Friday, May 18, 2007

Smallest Big, Biggest Small

The smallest mammal living today is the Etruscan shrew; the smallest bird is the bee humming bird. Each weighs about 2 g (0.07 oz) - less than a bumble bee.The creatures are at the limit of miniaturisation for warm-blooded animals. This is because warm-blooded animals lose heat from the surface of their bodies, and at this size their skin area is so large in proportion to their volume that virtually all the heat the animals generate is lost.

Cold-blooded animals can be much smaller, because their body temperature varies with the environment and they do not need to retain heat. The smallest vertebrate (creature with a spinal column) is the pygmy goby, a fish just 8 mm (0.3 in) long - about the width of a pencil. It tips the scales at 4 mg (0.0014 oz), not a catch a fisherman would boast about. Insects may be even tinier - the smallest of all being the fairy fly, at 0.4 mm (0.016 in) long.

The creatures are made up of a vast number of individual cells.
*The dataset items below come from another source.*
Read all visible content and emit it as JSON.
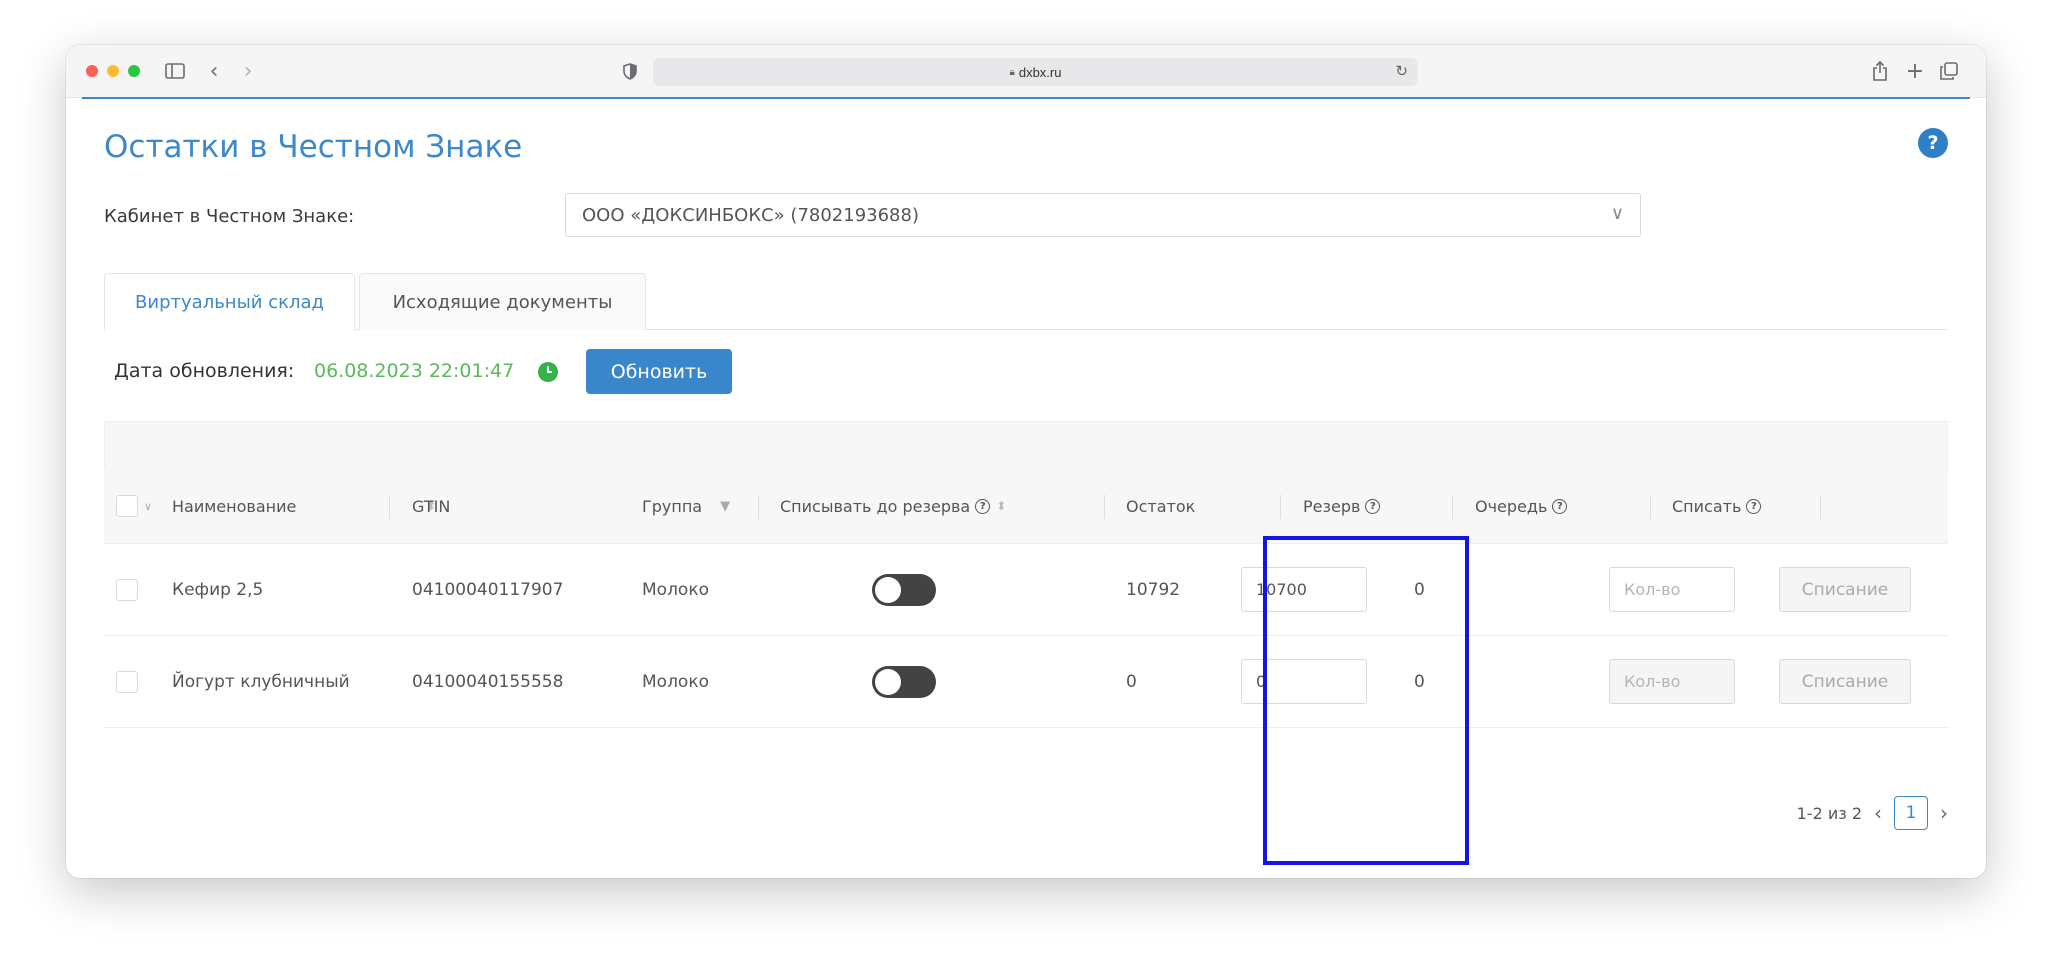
{
  "browser": {
    "url": "dxbx.ru",
    "traffic_lights": [
      "#ff5f57",
      "#febc2e",
      "#28c840"
    ]
  },
  "page": {
    "title": "Остатки в Честном Знаке",
    "help_icon": "?",
    "cabinet_label": "Кабинет в Честном Знаке:",
    "cabinet_value": "ООО «ДОКСИНБОКС» (7802193688)",
    "tabs": [
      {
        "label": "Виртуальный склад",
        "active": true
      },
      {
        "label": "Исходящие документы",
        "active": false
      }
    ],
    "update_label": "Дата обновления:",
    "update_date": "06.08.2023 22:01:47",
    "refresh_button": "Обновить"
  },
  "table": {
    "columns": {
      "name": "Наименование",
      "gtin": "GTIN",
      "group": "Группа",
      "write_off_to_reserve": "Списывать до резерва",
      "balance": "Остаток",
      "reserve": "Резерв",
      "queue": "Очередь",
      "write_off": "Списать"
    },
    "rows": [
      {
        "name": "Кефир 2,5",
        "gtin": "04100040117907",
        "group": "Молоко",
        "toggle": false,
        "balance": "10792",
        "reserve": "10700",
        "queue": "0",
        "qty_placeholder": "Кол-во",
        "action": "Списание"
      },
      {
        "name": "Йогурт клубничный",
        "gtin": "04100040155558",
        "group": "Молоко",
        "toggle": false,
        "balance": "0",
        "reserve": "0",
        "queue": "0",
        "qty_placeholder": "Кол-во",
        "action": "Списание"
      }
    ],
    "pagination": {
      "summary": "1-2 из 2",
      "current_page": "1"
    }
  },
  "colors": {
    "accent": "#3d88c9",
    "date": "#5cb85c",
    "highlight": "#1414e6"
  }
}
Early forms of life, the protozoa, consisted of a single cell. Since the average human body contains 50,000 million cells, you might expect all protozoa to be microscopic in size. But some extinct species were almost 25 mm (1 in) across. Living forms reach 15 mm (0.6 in) in diameter.
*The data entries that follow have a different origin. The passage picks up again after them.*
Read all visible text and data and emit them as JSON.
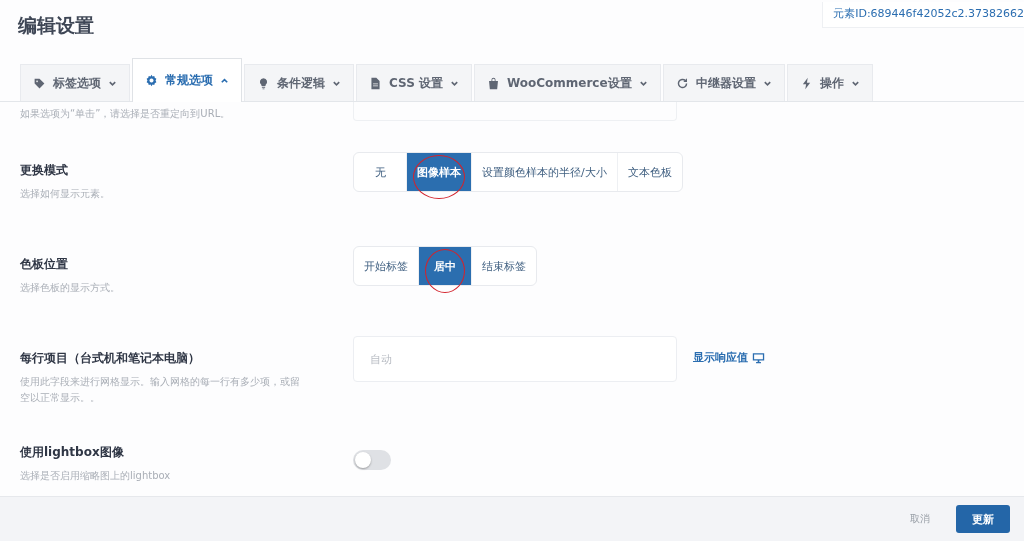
{
  "header": {
    "title": "编辑设置",
    "element_id": "元素ID:689446f42052c2.37382662"
  },
  "tabs": [
    {
      "label": "标签选项",
      "selected": false
    },
    {
      "label": "常规选项",
      "selected": true
    },
    {
      "label": "条件逻辑",
      "selected": false
    },
    {
      "label": "CSS 设置",
      "selected": false
    },
    {
      "label": "WooCommerce设置",
      "selected": false
    },
    {
      "label": "中继器设置",
      "selected": false
    },
    {
      "label": "操作",
      "selected": false
    }
  ],
  "partial_row": {
    "description": "如果选项为“单击”，请选择是否重定向到URL。"
  },
  "settings": [
    {
      "kind": "segmented",
      "label": "更换模式",
      "description": "选择如何显示元素。",
      "options": [
        {
          "label": "无",
          "selected": false,
          "circled": false
        },
        {
          "label": "图像样本",
          "selected": true,
          "circled": true
        },
        {
          "label": "设置颜色样本的半径/大小",
          "selected": false,
          "circled": false
        },
        {
          "label": "文本色板",
          "selected": false,
          "circled": false
        }
      ]
    },
    {
      "kind": "segmented",
      "label": "色板位置",
      "description": "选择色板的显示方式。",
      "options": [
        {
          "label": "开始标签",
          "selected": false,
          "circled": false
        },
        {
          "label": "居中",
          "selected": true,
          "circled": true
        },
        {
          "label": "结束标签",
          "selected": false,
          "circled": false
        }
      ]
    },
    {
      "kind": "text",
      "label": "每行项目（台式机和笔记本电脑）",
      "description": "使用此字段来进行网格显示。输入网格的每一行有多少项，或留空以正常显示。。",
      "placeholder": "自动",
      "link": "显示响应值"
    },
    {
      "kind": "toggle",
      "label": "使用lightbox图像",
      "description": "选择是否启用缩略图上的lightbox",
      "on": false
    }
  ],
  "footer": {
    "cancel": "取消",
    "submit": "更新"
  }
}
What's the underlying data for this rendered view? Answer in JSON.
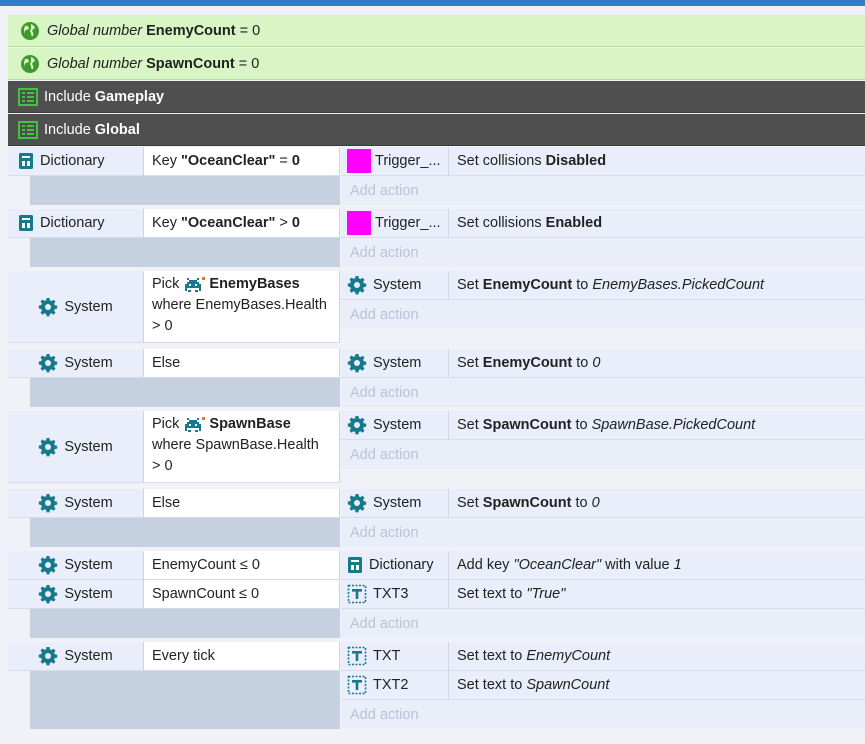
{
  "globals": [
    {
      "prefix": "Global number",
      "name": "EnemyCount",
      "suffix": "= 0"
    },
    {
      "prefix": "Global number",
      "name": "SpawnCount",
      "suffix": "= 0"
    }
  ],
  "includes": [
    {
      "prefix": "Include",
      "name": "Gameplay"
    },
    {
      "prefix": "Include",
      "name": "Global"
    }
  ],
  "add_action_label": "Add action",
  "events": {
    "e1": {
      "cond_obj": "Dictionary",
      "cond_a": "Key",
      "cond_b": "\"OceanClear\"",
      "cond_c": "=",
      "cond_d": "0",
      "act_obj": "Trigger_...",
      "act_a": "Set collisions",
      "act_b": "Disabled"
    },
    "e2": {
      "cond_obj": "Dictionary",
      "cond_a": "Key",
      "cond_b": "\"OceanClear\"",
      "cond_c": ">",
      "cond_d": "0",
      "act_obj": "Trigger_...",
      "act_a": "Set collisions",
      "act_b": "Enabled"
    },
    "e3": {
      "cond_obj": "System",
      "pick": "Pick",
      "family": "EnemyBases",
      "where": "where EnemyBases.Health",
      "where2": "> 0",
      "act_obj": "System",
      "act_a": "Set",
      "act_b": "EnemyCount",
      "act_c": "to",
      "act_d": "EnemyBases.PickedCount"
    },
    "e4": {
      "cond_obj": "System",
      "cond_a": "Else",
      "act_obj": "System",
      "act_a": "Set",
      "act_b": "EnemyCount",
      "act_c": "to",
      "act_d": "0"
    },
    "e5": {
      "cond_obj": "System",
      "pick": "Pick",
      "family": "SpawnBase",
      "where": "where SpawnBase.Health",
      "where2": "> 0",
      "act_obj": "System",
      "act_a": "Set",
      "act_b": "SpawnCount",
      "act_c": "to",
      "act_d": "SpawnBase.PickedCount"
    },
    "e6": {
      "cond_obj": "System",
      "cond_a": "Else",
      "act_obj": "System",
      "act_a": "Set",
      "act_b": "SpawnCount",
      "act_c": "to",
      "act_d": "0"
    },
    "e7": {
      "c1_obj": "System",
      "c1": "EnemyCount ≤ 0",
      "c2_obj": "System",
      "c2": "SpawnCount ≤ 0",
      "a1_obj": "Dictionary",
      "a1_a": "Add key",
      "a1_b": "\"OceanClear\"",
      "a1_c": "with value",
      "a1_d": "1",
      "a2_obj": "TXT3",
      "a2_a": "Set text to",
      "a2_b": "\"True\""
    },
    "e8": {
      "c1_obj": "System",
      "c1": "Every tick",
      "a1_obj": "TXT",
      "a1_a": "Set text to",
      "a1_b": "EnemyCount",
      "a2_obj": "TXT2",
      "a2_a": "Set text to",
      "a2_b": "SpawnCount"
    }
  },
  "colors": {
    "accent": "#2f7fce",
    "global_bg": "#d9f4c5",
    "include_bg": "#4f4f4f",
    "sprite_magenta": "#ff00ff",
    "icon_teal": "#177a8c"
  }
}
Eggs, too, whatever their size, are just single cells. Those of some extinct birds and reptiles were enormous. The largest yet discovered is the egg of the aepyornis, or elephant bird, which lived on the island of Madagascar between 2,000,000 and 10,000 BC. This laid an egg 375 mm (15 in) log. One aepyornis egg would have provided 180 people with the equivalent of a hen's egg each.